Companies tend to focus on the positive aspects of using SATA disk drives for a growing portion of their enterprise storage needs but as some companies are finding out, managing thousands or tens of thousands of SATA disk drives can take on a life of its own.
Recently, I spoke to Lawrence Livermore National Laboratories (LLNL) which is a huge DataDirect Networks user. By huge, I mean they use multiple DataDirect Network Storage Systems with the total number of SATA disk drives in production numbering in the tens of thousands, possibly even up to a hundred thousand SATA disk drives. More impressive, LLNL uses these storage systems in conjunction with some of the world’s fastest supercomputers, including the BlueGene/L currently rated #1 among the world’s fastest computers.

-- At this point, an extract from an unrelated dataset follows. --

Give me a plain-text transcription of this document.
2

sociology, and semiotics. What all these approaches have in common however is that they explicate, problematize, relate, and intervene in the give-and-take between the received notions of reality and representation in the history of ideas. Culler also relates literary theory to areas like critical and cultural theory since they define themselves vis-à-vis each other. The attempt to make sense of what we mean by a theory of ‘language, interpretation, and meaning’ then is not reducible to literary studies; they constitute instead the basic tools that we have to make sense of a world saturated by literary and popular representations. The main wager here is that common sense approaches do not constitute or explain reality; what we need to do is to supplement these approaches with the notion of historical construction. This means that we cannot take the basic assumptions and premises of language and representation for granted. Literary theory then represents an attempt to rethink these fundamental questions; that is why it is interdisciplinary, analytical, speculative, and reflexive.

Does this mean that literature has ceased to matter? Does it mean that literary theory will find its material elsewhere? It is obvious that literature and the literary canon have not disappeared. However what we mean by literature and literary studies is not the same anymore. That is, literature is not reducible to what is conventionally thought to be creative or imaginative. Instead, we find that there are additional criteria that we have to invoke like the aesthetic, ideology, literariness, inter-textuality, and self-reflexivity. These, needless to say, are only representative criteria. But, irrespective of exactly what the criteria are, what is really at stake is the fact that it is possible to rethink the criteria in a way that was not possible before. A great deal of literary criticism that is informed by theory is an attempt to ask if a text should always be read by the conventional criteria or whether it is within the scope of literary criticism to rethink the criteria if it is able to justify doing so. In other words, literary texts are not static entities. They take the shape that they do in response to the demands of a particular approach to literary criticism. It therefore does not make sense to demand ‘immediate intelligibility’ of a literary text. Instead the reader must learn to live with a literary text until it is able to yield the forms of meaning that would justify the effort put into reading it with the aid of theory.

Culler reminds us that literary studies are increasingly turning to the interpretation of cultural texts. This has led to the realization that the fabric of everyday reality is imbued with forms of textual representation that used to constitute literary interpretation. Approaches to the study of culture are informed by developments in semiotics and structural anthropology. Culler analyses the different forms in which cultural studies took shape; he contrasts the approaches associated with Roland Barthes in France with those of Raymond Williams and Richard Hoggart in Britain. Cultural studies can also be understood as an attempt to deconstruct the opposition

The issue that crops up when companies own tens of thousands of disk drives — SATA or FC – is the growing task of managing failed disk drives. Companies such as Nexsan Technologies report failure rates of less than half of 1% of all SATA disk drives that they have deployed out in the field. Those numbers sound impressive until one begins to encounter environments like LLNL that may have up to a hundred thousand SATA disk drives in their environment. Using a .005% failure rate in that scenario, companies can statistically expect a SATA disk drive to fail about every other day, which is inline with LLNL’s experience.
This is in no way intended to reflect negatively on DataDirect Networks. If users were to deploy a similar numbers of disk drives from any other SATA storage system provider, be it Excel Meridian, Nexsan Technologies or Winchester Systems, they could expect similar SATA disk drive failure rates.
The cautionary note for users here is twofold. First, be sure your disk management practices keep up with your growth in disk drives. Replacing a disk drive may not sound like a big deal, but consider what is involved with a disk drive replacement:
- Discovering the disk drive failure
- Contacting and scheduling time for the vendor to replace the disk drive
- Monitoring the rebuild of the spare disk drive
- Determining if there is application impact during the disk drive rebuild
- Physically changing out the disk drive
Assuming a .005% failure rate, companies with hundreds of disk drives will repeat this process once a year, those with thousands of disk drives once a quarter and those with tens of thousands once a week. Once a company crosses the 10,000 threshold barrier, companies need to seriously contemplate dedicating a person at least a part-time just to monitor and manage the task of disk drive replacements regardless of which vendor’s storage system one selects.
The other cautionary note is that the more disk drives one deploys, the more likely it becomes that two or even three disk drives in the same RAID group will fail before a recovery of an existing failed disk drive is complete. Companies, now more than ever, need to ensure they are using RAID-6 for their SATA disk drive array groups and, when crossing the 10,000 disk drive threshold, should consider the new generation of SATA storage systems from companies such as DataDirect Networks and NEC. These systems give companies more data protection and recovery options for their SATA disk drives.